II Chronicles 7:1-3 KJB
King Solomon built a great Temple for the glory of God in Jerusalem, and he made a pious dedication service for it. As the leader of worship in this service, Solomon prayed for his people that when they sinned and turned from faith in God, that if they would turn their faces toward the Temple and repent, then Solomon knew that God would forgive them. II Chronicles 6:1-42 (KJB).
When Solomon had ended his prayer, the fire of God fell from Heaven and consumed the burnt offering that was apparently on the altar. When the people saw that, they fell on their faces and worshipped God. II Chronicles 7:1-3 (KJB). In the Old Testament, whenever burnt sacrifices were offered, God sometimes burnt them Himself. Judges 6:21; I Kings 8:18-38; I Chronicles 21:26; Leviticus 19:24 (KJB). When He did this, God's purpose seemed to be that He desired to cause His people to repent and return to faith in Him as the only God. Judges 6:24-26; I Kings 18:39; I Chronicles 21:27; Leviticus 9:24 (KJB). Whenever God's fire burnt the burnt offering, that symbolized that God will only burn His enemies, and He will always cause His people to repent and worship Him so that He can save them all alive. God sometimes used His fiery wrath to burn His enemies, but they were not His people. They were rebels who symbolized total evil. Leviticus 10:1-2; Numbers 16:31-35; II Kings 1:8-12 (KJB).

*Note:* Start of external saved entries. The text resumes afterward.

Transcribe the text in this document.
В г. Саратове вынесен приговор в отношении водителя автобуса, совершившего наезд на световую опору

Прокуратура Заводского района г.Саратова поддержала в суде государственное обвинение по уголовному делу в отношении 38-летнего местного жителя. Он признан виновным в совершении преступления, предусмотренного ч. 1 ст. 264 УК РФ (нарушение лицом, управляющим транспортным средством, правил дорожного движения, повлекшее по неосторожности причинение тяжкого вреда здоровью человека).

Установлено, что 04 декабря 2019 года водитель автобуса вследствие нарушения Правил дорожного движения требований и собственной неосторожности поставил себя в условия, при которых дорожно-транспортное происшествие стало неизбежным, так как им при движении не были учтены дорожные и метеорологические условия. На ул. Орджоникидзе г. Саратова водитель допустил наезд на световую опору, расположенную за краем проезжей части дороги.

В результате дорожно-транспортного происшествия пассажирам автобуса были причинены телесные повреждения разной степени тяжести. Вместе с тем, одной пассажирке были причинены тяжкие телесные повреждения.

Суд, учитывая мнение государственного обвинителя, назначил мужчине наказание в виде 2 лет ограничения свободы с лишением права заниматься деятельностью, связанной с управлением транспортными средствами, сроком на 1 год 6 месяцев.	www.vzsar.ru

God, the Father, had the preeminence in the Old Testament just as Jesus Christ had the preeminence when He was on the earth, and the Holy Spirit has the preeminence in this Age of Grace. The Father did not seem to have a desire to have a close, spiritual relationship with every one of His believers as does the Holy Spirit in the Church Age. The Father did seem to have somewhat of a spiritual relationship with some of His priests, His true prophets, and some of the best kings of Israel and Judah. As a result, the Father tended to cause His people to repent and return to faith in Him by His use of outward miracles that everyone could see. Jesus preferred to use both outward and inward miracles. He healed and He saved by His grace. The Holy Spirit prefers to use mostly inward miracles such as saving people by His grace. The Trinity has always been united, but in the end of the world, the Father, the Son, and the Holy Spirit will equally share the preeminence in God's desire to use His fiery wrath to purge the world of all sins, evil, spiritual death, and the Devil, and Christ's desire to cause all of His living humans to repent and return to faith in Him, and the Holy Spirit's desire that all of God's people enjoy a spiritual relationship with God. God's people are every human whom He ever created in His image and whom He loves. Genesis 1:31; Genesis 1:26-27; Psalm 82:6; John 10:34-36 (KJB). The Father will use His fiery wrath against evil to thoroughly purge the Heaven and the earth of all vestiges of sin and evil so that He can save all of His people from eternal death. Christ will use His fiery wrath against evil to dissolve the beings of all of His living humans not already saved by His grace so that He can recreate their living natures and consign their dead and evil natures to the eternal lake of fire. The Holy Spirit, who will have already filled God's people saved by grace with His Spirit, will give His Spirit to all the rest of repentant humanity so that they can enjoy righteous lives on God's recreated earth. God will burn all sins, evil, spiritual death, and the Devil, not any of His living humans because He will cause them all to repent. II Peter 3:9-13; John 5:24; Revelation 5:11-14; Genesis 1:31; Genesis 1:26-27; Genesis 3:15; Genesis 3:20-21; Genesis 8:20-21; Luke 20:38; Hebrews 2:9-18; Matthew 13:36-43; I Corinthians 15:20-28; I Timothy 4:10; Joel 2:28-29; I John 3:8 (KJB).